Networking a Dungeon Crawl

Jeff · August 17, 2005, 7:30pm

Yeah FWIU I think I would call AOE’s solution “turn based” rather then lock-step myself.

Your scheme si kidn of a hybrid. Its actually closest in some ways to lock-step plus latency buffering, but your sort of future-buffering rather then input buffering.

I need to thin ka bit about what the advantages/disadvantages are.

One qustion I have is, what do you do if someoen gets a really bad latency spike and misses getting a scheduled move unti lafter that time? Do you stall their game? If so, what “time” are future mvoes made at when they hit the sevrer?

Seems like getting thsi right coudl get kidna complex…

Alan_W · August 17, 2005, 7:38pm

Isn’t it impossible to receive commands from other clients that are too far in the past or future?

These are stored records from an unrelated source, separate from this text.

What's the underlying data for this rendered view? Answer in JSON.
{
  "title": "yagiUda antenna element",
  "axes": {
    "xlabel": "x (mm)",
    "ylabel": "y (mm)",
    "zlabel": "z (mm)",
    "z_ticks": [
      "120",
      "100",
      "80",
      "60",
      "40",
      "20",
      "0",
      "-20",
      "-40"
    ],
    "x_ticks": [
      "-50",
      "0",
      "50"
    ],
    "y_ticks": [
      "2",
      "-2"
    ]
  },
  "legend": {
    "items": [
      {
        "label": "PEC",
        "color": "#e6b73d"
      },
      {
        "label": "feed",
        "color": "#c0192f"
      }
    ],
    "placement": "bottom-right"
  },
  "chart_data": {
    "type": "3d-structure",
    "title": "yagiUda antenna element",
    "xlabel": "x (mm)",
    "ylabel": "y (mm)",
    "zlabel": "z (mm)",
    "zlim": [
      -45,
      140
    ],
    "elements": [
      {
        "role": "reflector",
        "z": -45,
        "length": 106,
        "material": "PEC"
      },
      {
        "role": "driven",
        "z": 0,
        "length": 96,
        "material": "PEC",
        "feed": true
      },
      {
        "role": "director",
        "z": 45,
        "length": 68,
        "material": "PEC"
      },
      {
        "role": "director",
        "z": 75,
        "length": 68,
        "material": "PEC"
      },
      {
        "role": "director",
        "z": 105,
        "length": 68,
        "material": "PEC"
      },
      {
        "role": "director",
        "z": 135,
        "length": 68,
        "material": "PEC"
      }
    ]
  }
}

I thought that a client couldn’t move past the next clock tick until it had received the command set from every other client for that clock tick. Clients cannot therefore fall behind or get ahead of other clients.

i.e.
Tick = 0
Client sends command set for interval 0->1 to every other player
Client waits until it has received command set from every other player
Client updates game state
Tick = 1

On top of that you build an interpolator for intermediate states. If this is fully deterministic all clients will do the same thing.

The drawback I believe is that the player inputs can’t be processed until you have a full intervals worth, which is sent to the server. Surely this means that the game still lags by one lockstep interval. i.e. I don’t think it solves the problem which caused Kev to consider lock-step in the first place. I think it does solve the issue of how to synchronise AI players without using a huge amount of network bandwidth.

I think there’s some articles about lockstep in one of the GEMs series. #3 I think (not checked)

Caution: : Alan is pontificating on something he knows nothing about.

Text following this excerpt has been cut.